Stiffer penalties for crimes against vulnerable victims
Changes to Penal Code include harsher penalties, outlawing marital rape
Those who commit crimes against vulnerable people who cannot protect themselves can be hauled up by the police even if the offence is not an arrestable one.
If found guilty, their punishment can be twice the stipulated maximum punishment.
This comes after wide-ranging changes to the Penal Code were passed in Parliament yesterday, affording vulnerable victims stronger legal protections.
Minors will be better protected against sexual predators too. There are also new categories of sexual offences criminalising voyeurism, flashing and revenge porn.
Closing a four-hour debate, Senior Parliamentary Secretary for Home Affairs Amrin Amin said it was the task of this generation to update, strengthen, and make relevant the almost 150-year-old criminal code.
Citing the past deaths of Mohamad Daniel Mohamad Nasser, two, and Miss Annie Ee Yu Lian, 26, which sparked massive public outcry, he said: "This is an opportunity for this House to register our strongest condemnation against acts that harm the most vulnerable among us."
Mohamad Daniel died from a head injury in November 2015 after being abused for five weeks by his mother and her boyfriend.
Miss Ee, who was intellectually disabled, died in April 2015 after being abused by a couple she regarded as family.
Mr Amrin said: "It is our duty to protect our society against predators like Joshua Robinson and ensure they get the justice they deserve."
Robinson was jailed for four years for having sex with two 15-year-old girls and filming the acts. The authorities seized 5,902 obscene films from his apartment, including 321 films of child pornography.
Also citing these cases, Home Affairs and Law Minister K. Shanmugam set out the new offences and enhanced penalties earlier in the day.
PROTECTING VULNERABLE VICTIMS
- Children under 14, those with mental or physical disabilities and domestic workers are considered vulnerable.
- Victims who have close or intimate relationships with abusers will also be recognised as vulnerable
- New offences include causing death by sustained abuse, and a failure by persons who owe the victims a care of duty to protect them. The courts will consider if those accused are victims of abuse themselves.

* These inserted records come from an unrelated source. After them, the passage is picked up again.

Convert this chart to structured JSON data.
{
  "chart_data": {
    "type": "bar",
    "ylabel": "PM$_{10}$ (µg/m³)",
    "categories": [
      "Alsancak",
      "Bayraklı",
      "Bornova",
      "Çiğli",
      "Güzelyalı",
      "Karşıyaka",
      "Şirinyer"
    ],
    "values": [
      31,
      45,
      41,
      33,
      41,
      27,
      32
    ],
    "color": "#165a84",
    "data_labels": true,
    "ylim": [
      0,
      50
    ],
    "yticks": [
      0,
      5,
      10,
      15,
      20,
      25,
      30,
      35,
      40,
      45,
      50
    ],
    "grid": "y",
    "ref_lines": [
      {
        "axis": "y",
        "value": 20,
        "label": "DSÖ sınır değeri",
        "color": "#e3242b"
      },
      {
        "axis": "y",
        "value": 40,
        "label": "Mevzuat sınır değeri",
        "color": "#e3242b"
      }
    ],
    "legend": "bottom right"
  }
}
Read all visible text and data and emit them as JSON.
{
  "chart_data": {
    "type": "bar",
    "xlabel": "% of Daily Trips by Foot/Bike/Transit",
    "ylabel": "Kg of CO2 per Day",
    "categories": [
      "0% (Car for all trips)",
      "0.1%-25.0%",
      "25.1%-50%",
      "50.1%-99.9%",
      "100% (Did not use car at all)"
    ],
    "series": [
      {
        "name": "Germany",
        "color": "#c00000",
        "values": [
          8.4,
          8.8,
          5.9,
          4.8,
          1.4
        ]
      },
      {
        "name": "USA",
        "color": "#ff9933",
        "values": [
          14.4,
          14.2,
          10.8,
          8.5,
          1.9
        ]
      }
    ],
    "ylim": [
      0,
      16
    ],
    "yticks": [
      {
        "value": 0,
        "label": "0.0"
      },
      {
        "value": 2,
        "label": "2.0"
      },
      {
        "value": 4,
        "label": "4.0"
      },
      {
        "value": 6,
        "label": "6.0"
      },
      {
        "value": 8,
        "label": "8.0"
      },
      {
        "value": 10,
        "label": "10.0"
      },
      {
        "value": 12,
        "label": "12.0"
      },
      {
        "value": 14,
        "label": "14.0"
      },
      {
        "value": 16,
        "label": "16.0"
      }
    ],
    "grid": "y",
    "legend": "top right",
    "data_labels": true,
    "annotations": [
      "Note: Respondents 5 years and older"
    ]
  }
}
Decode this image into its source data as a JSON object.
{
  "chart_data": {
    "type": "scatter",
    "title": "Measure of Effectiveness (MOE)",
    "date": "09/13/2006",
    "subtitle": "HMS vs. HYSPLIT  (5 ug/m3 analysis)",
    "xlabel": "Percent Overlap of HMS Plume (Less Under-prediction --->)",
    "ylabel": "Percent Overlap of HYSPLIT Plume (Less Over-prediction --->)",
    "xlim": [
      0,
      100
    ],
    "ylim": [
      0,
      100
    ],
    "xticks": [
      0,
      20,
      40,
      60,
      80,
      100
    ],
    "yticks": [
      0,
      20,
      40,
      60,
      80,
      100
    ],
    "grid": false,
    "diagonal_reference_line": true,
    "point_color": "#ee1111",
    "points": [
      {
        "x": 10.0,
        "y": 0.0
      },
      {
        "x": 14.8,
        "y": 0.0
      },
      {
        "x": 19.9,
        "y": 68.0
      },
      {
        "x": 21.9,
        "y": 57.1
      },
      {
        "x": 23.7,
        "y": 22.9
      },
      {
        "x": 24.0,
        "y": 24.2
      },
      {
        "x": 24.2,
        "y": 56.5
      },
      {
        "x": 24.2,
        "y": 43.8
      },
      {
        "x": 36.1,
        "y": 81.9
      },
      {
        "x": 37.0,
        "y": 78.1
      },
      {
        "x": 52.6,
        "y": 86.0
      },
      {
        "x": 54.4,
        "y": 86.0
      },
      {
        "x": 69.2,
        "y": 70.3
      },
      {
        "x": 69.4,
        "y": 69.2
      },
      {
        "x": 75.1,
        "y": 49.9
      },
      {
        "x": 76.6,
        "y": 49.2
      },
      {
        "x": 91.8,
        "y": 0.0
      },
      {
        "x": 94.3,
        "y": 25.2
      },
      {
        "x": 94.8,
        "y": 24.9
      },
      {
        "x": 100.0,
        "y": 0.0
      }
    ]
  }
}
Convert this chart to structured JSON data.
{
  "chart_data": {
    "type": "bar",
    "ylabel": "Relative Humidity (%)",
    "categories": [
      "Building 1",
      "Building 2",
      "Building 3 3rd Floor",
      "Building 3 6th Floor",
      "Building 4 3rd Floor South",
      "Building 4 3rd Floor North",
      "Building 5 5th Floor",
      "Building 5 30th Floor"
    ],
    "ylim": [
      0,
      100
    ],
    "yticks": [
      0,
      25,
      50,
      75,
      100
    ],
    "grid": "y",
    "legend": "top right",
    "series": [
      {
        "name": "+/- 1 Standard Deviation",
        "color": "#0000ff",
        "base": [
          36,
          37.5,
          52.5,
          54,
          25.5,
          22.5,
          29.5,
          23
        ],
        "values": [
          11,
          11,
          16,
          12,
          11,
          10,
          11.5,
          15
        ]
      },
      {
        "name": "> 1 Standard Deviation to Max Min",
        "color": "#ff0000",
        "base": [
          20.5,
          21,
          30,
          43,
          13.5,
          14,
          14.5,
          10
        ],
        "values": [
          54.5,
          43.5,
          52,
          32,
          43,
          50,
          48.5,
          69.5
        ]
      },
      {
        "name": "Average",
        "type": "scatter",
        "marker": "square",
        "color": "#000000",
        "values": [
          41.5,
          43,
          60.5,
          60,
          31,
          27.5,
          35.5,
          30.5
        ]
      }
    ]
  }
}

- Causing or allowing the death of a vulnerable victim is also a crime and deals with ambiguity over who caused or permitted the victim's death.
SEXUAL OFFENCES
- Sexual exploitation of minors between 16 and 18 is now an offence, and those who exploit minors below 16 they are in a relationship of trust with, face stiffer penalties.
- Only one instance of prior contact with a minor, instead of two, is required for the offence of sexual grooming and offenders can be as young as 18, down from 21.
- Sexual communication with minors, showing a minor a sexual image and having sex in the presence of a minor are crimes.
- Owning, distributing, advertising or seeking child abuse material is criminal, as is the production of such material and the use or procurement of a child to do so. The latter three offences are extra-territorial.
- Child sex-dolls are banned.
OTHERS
- Men will no longer have legal immunity for raping their spouses.
- Men can be considered rape victims as the definition of rape now includes non-consensual penile-anal and penile-oral penetration.
- Attempted suicide is no longer an offence, but the abetment of suicide remains a crime with harsher penalties. The latter includes physician-assisted suicides.